With funding from the Defense Department and National Institutes of Health, the Iowa team took a closer look. Only some cartilage cells die immediately upon impact. But over the next 48 hours, additional ones die and others become increasingly dysfunctional.

Inside cells are tiny power plants, often introduced in middle-school biology as “the mighty mitochondria.” Somehow, the joint injury triggered the mitochondria inside cartilage cells to become wildly overactive and generate substances called oxidants in a damaging cycle.

“What’s compelling,” said University of Iowa lead researcher Mitchell Coleman, “is if you can interrupt that early process, whatever is going on with those mitochondria in the first day, you can have a significant benefit to the tissue itself.”

That’s just what his team did, using two old drugs — the sedative amobarbital, known to inhibit cellular energy generation, and an antioxidant named N-acetylcysteine — to aim at different parts of that cycle.

To act inside the joint without body-wide side effects, the researchers created, and patented, gel formulas of the drugs that are liquid while being injected but solidify at body temperature. They injected one or the other drug into the pigs’ joint fractures, following the injury and a week later.

“It will sit there where you injected it,” Coleman explained. A typical liquid drug “will squish right back out.”

Each drug separately helped preserve cartilage, the team reported Wednesday in the journal Science Translational Medicine.
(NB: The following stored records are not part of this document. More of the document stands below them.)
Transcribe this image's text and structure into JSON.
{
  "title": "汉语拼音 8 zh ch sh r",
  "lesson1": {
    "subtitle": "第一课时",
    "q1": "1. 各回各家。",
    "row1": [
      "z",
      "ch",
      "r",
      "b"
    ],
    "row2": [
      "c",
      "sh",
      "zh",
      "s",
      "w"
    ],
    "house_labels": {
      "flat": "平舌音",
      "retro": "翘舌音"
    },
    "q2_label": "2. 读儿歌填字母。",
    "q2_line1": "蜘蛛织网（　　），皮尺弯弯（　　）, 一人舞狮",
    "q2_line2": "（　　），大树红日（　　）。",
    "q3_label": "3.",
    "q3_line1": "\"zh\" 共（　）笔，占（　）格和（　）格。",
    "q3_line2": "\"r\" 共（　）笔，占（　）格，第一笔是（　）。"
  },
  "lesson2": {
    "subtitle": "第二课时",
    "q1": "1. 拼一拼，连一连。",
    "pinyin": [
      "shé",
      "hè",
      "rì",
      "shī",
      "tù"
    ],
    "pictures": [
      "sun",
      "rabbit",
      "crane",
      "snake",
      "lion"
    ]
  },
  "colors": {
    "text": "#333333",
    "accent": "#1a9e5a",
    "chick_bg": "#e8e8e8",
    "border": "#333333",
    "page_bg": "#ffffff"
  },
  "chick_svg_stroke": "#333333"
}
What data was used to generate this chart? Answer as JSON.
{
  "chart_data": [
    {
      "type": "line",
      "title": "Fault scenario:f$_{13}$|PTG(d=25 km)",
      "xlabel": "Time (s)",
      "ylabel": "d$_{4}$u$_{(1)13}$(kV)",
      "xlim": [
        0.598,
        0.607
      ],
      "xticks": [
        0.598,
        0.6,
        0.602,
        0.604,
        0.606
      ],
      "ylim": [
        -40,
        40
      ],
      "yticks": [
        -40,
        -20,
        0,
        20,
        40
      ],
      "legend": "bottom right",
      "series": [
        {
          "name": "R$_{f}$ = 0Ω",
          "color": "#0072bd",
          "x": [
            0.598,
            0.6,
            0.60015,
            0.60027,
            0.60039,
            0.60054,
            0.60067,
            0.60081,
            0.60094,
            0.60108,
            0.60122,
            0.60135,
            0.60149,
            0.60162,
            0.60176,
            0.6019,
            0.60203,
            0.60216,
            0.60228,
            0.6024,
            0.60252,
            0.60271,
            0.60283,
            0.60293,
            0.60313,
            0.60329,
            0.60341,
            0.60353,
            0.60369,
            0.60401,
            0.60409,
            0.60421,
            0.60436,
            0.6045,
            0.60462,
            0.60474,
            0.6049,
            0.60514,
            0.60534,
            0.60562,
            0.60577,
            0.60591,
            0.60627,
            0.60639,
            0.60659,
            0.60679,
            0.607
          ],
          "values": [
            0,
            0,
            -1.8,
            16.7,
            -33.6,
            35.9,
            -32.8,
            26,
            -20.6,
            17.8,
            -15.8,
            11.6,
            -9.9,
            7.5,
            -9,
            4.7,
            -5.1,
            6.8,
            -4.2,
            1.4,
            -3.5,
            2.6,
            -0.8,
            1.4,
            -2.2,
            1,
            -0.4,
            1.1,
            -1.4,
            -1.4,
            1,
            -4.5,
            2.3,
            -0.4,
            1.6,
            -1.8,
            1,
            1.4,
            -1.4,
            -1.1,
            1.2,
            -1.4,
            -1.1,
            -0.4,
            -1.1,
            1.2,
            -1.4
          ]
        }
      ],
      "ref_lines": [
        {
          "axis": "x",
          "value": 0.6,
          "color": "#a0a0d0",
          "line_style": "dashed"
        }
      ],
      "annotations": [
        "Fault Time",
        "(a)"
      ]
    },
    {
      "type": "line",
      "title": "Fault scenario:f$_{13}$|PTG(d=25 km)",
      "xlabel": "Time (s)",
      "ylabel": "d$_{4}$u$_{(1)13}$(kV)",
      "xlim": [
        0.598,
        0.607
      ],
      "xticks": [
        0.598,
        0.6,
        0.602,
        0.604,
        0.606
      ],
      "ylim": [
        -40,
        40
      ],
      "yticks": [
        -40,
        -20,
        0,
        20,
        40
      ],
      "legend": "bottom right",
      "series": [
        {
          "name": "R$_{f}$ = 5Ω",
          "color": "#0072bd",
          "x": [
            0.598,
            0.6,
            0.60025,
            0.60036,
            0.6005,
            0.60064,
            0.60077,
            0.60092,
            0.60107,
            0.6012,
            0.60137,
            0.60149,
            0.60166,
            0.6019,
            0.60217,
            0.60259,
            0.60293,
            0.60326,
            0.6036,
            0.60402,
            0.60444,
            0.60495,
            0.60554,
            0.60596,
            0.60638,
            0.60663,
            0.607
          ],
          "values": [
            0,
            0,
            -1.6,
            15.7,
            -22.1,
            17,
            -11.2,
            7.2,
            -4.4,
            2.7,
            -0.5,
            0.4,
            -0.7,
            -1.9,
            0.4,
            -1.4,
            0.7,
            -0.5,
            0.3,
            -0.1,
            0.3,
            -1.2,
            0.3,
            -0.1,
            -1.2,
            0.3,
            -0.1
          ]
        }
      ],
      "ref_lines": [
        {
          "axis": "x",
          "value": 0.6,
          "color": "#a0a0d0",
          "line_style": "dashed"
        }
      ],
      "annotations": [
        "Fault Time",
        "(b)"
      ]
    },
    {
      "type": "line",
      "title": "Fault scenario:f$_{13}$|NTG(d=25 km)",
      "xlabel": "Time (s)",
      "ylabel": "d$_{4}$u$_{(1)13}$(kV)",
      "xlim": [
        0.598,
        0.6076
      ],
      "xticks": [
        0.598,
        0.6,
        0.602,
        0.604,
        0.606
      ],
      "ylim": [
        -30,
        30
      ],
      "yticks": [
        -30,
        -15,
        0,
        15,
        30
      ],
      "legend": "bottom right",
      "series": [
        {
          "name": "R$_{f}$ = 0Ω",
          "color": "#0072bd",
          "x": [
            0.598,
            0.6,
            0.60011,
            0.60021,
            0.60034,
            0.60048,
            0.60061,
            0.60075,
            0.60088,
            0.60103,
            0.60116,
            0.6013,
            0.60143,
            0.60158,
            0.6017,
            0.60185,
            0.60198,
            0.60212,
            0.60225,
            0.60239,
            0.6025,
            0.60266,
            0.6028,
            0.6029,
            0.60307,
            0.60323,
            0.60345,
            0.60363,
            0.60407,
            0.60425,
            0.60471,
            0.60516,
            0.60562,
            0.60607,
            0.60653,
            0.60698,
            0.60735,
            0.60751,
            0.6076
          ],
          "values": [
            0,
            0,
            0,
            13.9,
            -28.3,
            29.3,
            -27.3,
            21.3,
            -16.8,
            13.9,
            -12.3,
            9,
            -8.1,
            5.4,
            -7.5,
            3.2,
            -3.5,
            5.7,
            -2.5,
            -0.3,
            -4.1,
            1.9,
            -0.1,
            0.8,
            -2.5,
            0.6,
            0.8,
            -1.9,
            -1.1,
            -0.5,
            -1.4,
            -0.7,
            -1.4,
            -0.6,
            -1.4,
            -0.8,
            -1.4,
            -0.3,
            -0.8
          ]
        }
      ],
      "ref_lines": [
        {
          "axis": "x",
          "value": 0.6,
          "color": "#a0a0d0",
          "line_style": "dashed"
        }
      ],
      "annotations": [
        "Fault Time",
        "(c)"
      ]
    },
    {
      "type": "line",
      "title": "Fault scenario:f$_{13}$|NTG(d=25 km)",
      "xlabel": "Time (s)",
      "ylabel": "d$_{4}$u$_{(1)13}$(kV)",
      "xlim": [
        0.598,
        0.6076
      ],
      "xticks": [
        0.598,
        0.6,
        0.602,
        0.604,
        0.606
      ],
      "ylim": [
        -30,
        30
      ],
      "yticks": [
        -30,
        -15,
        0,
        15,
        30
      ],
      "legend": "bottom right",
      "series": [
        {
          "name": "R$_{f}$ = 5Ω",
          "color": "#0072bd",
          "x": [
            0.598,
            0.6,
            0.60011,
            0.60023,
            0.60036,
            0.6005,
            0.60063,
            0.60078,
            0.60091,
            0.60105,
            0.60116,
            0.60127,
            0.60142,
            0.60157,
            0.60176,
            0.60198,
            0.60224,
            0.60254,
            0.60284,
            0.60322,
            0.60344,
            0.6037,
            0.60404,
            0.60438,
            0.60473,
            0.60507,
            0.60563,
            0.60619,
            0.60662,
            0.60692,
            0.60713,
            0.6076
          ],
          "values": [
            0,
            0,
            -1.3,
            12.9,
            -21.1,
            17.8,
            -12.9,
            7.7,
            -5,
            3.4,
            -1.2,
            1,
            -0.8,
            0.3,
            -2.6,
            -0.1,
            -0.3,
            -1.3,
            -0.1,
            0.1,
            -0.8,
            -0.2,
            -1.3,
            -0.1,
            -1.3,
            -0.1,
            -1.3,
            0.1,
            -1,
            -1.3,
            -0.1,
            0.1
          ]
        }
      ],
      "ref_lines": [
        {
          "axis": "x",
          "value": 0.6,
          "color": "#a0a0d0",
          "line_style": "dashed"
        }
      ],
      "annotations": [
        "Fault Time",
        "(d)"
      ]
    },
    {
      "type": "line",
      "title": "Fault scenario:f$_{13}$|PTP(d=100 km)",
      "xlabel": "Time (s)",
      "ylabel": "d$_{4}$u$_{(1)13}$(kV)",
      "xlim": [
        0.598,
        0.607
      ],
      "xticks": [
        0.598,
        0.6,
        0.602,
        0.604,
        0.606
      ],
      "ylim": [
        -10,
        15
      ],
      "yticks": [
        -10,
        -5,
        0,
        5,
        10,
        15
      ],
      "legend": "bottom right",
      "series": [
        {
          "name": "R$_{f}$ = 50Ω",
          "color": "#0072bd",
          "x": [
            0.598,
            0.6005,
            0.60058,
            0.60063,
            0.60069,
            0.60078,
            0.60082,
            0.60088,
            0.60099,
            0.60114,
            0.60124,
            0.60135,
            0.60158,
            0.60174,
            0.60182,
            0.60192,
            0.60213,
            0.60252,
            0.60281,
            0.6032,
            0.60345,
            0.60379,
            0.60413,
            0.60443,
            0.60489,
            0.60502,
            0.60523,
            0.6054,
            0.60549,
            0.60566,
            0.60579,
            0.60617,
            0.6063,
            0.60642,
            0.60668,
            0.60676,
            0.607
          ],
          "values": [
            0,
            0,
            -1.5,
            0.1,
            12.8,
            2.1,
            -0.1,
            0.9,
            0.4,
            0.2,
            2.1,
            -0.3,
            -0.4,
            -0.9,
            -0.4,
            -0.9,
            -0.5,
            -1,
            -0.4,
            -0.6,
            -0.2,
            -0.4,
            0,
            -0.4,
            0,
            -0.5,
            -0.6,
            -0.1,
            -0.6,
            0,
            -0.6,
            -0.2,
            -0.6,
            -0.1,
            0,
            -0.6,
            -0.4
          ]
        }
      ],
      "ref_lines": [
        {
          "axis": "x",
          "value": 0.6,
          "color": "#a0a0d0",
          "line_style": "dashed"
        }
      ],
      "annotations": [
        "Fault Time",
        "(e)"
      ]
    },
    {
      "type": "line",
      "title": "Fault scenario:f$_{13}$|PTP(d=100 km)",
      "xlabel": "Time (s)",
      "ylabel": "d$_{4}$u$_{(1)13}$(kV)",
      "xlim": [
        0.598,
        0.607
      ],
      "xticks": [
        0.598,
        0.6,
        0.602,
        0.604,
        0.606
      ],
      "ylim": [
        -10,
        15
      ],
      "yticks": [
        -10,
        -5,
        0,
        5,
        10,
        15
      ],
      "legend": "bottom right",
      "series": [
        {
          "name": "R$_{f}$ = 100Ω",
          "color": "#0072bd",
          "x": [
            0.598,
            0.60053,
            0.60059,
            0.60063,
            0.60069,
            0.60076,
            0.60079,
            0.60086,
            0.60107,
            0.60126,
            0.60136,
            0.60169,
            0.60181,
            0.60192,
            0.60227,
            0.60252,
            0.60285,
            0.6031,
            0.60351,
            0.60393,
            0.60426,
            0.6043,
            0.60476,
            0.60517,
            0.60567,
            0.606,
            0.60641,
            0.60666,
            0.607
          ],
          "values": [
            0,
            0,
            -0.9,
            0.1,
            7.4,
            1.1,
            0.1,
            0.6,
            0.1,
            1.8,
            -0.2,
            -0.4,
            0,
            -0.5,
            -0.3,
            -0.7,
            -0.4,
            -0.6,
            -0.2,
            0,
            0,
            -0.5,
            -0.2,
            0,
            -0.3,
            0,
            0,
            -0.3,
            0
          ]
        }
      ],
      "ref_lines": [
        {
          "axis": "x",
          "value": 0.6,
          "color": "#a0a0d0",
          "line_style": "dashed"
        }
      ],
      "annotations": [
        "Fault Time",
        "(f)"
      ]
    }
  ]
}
A year later, the cartilage in the treated animals showed significantly less deterioration than pigs given sham treatment, and the treated animals displayed no signs of pain.

It will take lots of additional research to tell if the approach works in people.

For now, people who’ve had risky joint injuries should guard against further damage by getting proper treatment for the injury and keeping up appropriate exercise, said Dr. Lisa Cannada, a trauma specialist speaking for the American Academy of Orthopaedic Surgeons.

“Maintain strong muscles to minimize the wear and tear on your joints,” she advised.